Thurman counterbalanced her steamy, uninhibited performance
as June with roles in thoroughly innocuous mainstream fare like Final
Analysis, Jennifer 8, and Mad Dog and Glory, films in which, more than
anything, she decorated the scene with her eccentric beauty. In 1994,
Thurman went back off the beaten track when she agreed to appear in
Pulp Fiction. (Her initial reservations about the ultraviolent content
were overcome by meeting Quentin Tarantino and being encouraged by his
"painterly" vision of underworld brutality.) For her performance as
the heroin-sniffing moll-with-it-all, Thurman snagged her first Oscar
nomination, for Best Supporting Actress. Her hit-and-miss parade continued
with a string of performances in Generation X-ish comedies like Beautiful
Girls and The Truth About Cats and Dogs, and in a period comedy, A Month
by the Lake. In 1998, Thurman joined Liam Neeson, Claire Danes, and
Geoffrey Rush in a film adaptation of Victor Hugo's Les Misérables,
and teamed up with Ralph Fiennes to outwit villain Sean Connery in the
big-screen version of the '60s cult TV classic The Avengers.
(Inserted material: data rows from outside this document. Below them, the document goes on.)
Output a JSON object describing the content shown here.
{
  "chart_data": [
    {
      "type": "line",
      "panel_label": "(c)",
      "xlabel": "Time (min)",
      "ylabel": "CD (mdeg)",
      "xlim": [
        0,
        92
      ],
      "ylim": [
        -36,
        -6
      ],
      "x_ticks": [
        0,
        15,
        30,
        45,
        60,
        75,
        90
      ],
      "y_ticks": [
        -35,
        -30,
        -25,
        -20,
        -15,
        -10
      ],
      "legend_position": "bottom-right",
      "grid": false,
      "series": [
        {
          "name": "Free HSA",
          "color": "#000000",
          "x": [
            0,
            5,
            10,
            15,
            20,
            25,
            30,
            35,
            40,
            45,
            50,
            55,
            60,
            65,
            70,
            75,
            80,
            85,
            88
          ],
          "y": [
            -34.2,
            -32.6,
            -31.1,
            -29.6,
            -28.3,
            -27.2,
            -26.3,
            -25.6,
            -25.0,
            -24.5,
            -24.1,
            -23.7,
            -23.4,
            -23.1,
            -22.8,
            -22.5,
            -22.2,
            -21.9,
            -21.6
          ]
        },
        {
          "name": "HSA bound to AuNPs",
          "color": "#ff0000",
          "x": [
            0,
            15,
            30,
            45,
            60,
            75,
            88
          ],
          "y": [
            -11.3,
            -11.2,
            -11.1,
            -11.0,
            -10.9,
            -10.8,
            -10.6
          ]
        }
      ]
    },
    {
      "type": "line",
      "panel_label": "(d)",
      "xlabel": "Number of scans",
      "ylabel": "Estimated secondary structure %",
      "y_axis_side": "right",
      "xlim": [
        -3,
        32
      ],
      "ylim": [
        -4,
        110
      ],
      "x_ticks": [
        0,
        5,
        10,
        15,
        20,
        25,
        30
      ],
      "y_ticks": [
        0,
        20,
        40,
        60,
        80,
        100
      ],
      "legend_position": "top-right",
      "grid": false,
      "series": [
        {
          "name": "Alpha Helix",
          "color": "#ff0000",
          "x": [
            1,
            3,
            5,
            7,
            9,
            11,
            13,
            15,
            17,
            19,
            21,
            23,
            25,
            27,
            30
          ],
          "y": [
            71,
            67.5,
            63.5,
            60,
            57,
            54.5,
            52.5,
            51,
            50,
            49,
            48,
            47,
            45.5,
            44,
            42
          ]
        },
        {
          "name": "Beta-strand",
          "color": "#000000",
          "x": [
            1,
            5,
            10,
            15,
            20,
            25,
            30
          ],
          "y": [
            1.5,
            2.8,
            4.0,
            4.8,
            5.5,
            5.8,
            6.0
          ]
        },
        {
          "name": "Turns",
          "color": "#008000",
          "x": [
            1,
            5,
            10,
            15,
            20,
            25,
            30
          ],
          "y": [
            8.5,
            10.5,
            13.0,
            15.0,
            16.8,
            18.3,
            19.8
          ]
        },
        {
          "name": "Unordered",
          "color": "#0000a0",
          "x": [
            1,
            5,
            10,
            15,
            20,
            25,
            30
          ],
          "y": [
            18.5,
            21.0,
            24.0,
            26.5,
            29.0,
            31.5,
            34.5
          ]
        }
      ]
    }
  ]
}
Despite her attempts to guard her privacy, Thurman's love
life has been a subject of prime public interest ever since Dangerous
Liaisons. She wed actor Gary Oldman in September of 1990, but they split
the following year amid rumors of his excessive drinking (the scuttlebutt
was given stock when Oldman was arrested for drunk driving after partying
it up with buddy Kiefer Sutherland); the couple divorced in 1992. Following
a set romance with her Beautiful Girls co-star, Timothy Hutton, in 1995,
Thurman commenced a relationship with Ethan Hawke during filming of
the 1997 futuristic thriller Gattaca; the couple married in May 1998
and welcomed a daughter, Maya Ray, in July.